Yüzmeye ne zaman başladın?
Yüzmeye beş yaşında Çiğdem Abaza’nin eğitmenliğinde başladım.
Balıklardan ilham aldığını söylüyorsun. Peki, yüzmek senin için ne ifade ediyor?
Yüzmek bana göre tüm günün yoğunluğunu ve stresini atmak için bir terapi, bununla birlikte kazanmanın, başarmanın verdiği o haz paha biçilmez bir his.
Yüzmenin dışında ilgi alanların neler? Yoğun temponda bunlara zaman ayırabiliyor musun?
Yüzme sayesindeki sporculuğumun yanı sıra; ben bir sanatçı, aşcı, terzi ve en önemlisi de öğrenciyim. Sanata yoğunluğumdan ötürü bir süre ara verdim, tatillerimde ise kıyafetlerimi tasarlayıp çizip, kesip, biçip ardından dikiyorum, dışarı çıkarken giyiyorum da… Annem evde yokken kendi yemeğimi pişirip, hemen hemen her türlü işimi kendi başıma halledebiliyorum. Lise 9. sınıf öğrencisiyim ve 466 puanla yerleştim okuluma. Bir fitness salonunda da kara antrenmanlarımı vakit buldukça yapıyorum! Ama bunu bilinçli bir şekilde profesyoneller eşliğinde yapabilmeyi çok isterdim, o zaman kendimi çok daha geliştirebilirim. Çünkü fazla kilolarım var, verirsem Dünya Rekoru’nu dahi kırabilirmişim.
Sümeyye Boyacı’nın bir günü nasıl geçiyor?
Sabah erken saatte okula gidiyorum, okuldan çıkar çıkmaz antrenmana yetişiyorum. Antrenmandan sonra bazen saat gece 11’lere kadar özel ders alıyorum, çünkü neredeyse her ay yurtdışı yarışlarına katılıyorum; bütün dersleri kaçırdığım için de ailem beni destekliyor.
Genç yaşına rağmen büyük başarılara imza attığın bir gerçek.

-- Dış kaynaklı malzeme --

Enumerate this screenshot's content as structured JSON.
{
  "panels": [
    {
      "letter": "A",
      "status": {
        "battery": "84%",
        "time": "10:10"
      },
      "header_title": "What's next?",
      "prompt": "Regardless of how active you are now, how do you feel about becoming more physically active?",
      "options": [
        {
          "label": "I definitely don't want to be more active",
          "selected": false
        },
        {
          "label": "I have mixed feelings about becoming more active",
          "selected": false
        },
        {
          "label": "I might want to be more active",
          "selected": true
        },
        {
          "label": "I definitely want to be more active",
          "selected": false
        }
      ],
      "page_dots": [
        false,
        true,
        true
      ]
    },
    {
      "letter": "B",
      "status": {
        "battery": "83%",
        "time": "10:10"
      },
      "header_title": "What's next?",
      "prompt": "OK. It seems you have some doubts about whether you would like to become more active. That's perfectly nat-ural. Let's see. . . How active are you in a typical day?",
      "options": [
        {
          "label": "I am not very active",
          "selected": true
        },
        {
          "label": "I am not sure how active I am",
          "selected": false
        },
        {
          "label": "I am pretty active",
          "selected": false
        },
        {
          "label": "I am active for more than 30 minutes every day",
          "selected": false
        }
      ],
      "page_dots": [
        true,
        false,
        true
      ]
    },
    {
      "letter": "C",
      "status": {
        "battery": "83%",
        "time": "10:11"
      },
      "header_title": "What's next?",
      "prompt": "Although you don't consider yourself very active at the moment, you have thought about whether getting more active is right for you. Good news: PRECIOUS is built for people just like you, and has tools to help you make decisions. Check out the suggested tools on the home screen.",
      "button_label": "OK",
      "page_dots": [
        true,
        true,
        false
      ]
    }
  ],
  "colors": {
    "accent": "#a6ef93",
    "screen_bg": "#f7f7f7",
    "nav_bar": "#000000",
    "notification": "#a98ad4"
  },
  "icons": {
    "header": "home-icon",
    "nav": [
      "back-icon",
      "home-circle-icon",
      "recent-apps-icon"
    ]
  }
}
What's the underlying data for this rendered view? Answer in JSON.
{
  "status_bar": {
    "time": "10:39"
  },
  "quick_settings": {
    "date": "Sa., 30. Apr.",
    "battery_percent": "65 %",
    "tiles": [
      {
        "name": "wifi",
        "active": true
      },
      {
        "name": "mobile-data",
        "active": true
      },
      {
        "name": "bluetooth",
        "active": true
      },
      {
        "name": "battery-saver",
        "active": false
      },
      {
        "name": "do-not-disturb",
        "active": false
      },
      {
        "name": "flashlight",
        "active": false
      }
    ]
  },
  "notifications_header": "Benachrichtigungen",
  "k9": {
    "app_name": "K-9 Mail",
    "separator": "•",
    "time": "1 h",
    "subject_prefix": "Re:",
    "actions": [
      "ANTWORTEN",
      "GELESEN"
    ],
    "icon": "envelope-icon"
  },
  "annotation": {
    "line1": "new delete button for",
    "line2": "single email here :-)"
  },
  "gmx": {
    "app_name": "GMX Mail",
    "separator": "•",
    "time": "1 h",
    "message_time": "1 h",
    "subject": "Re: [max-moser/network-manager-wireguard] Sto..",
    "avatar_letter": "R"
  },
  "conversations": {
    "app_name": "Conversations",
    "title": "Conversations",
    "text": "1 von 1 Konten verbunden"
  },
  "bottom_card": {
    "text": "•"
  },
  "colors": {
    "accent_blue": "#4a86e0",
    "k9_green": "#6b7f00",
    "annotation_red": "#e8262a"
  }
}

Geleceğe dair hedeflerin neler?
Yakın hedeflerimden bahsetmek gerekirse, 2019 Malezya Dünya Şampiyonası, ardından Avrupa Şampiyonası ve en büyük isteğim de 2020 Tokyo Olimpiyatları’nda yeniden birinci olmak ve bayrağımızı göklere çıkartıp marşımızı okutmak. Daha ilerisi içinse öncelikle ülkeme en mükemmel şekilde fayda sağlamak için yurtdışında ciddi eğitimler alıp iyi bir psikolog olmak istiyorum. Çünkü hem sporcu hem sanatçı; çocuk, ergen, öğrenci ve en önemlisi de engelli psikolojisinden en iyi ben anlarım.
Sana ilham veren yüzücüler hangileri?
Aynı zamanda en büyük rakibim olan Teresa Perales. Üstelik yarışlarda da en sevdiğim kişilerden birisi. Kendisi 42 yaşında ve 8 yaşında bir oğlu var. Bunlara rağmen her katıldığı yarışta birincilik madalyası alıyor. Bana son gittiğim yarışta “Hep ben birinci oluyordum, birisi ilk defa beni geçti” diyerek sımsıkı sarıldı.
Senin kadar başarılı olmak isteyenlere verebileceğin tavsiyeler neler?
Bir konuda başarılı olmak için mutlaka sevdiğiniz işi yapmalı ve asla vazgeçmemelisiniz. Diyeceksiniz , şimdi sen hiçbir şeyden vazgeçmedin mi? Hayır, başladığım hiçbir işten vazgeçmedim. Resimde, ebruda, derslerimde her zaman kendime söylediğim tek şey “Sümeyye en iyisini yapman, özellikle de senin yapman lazım!”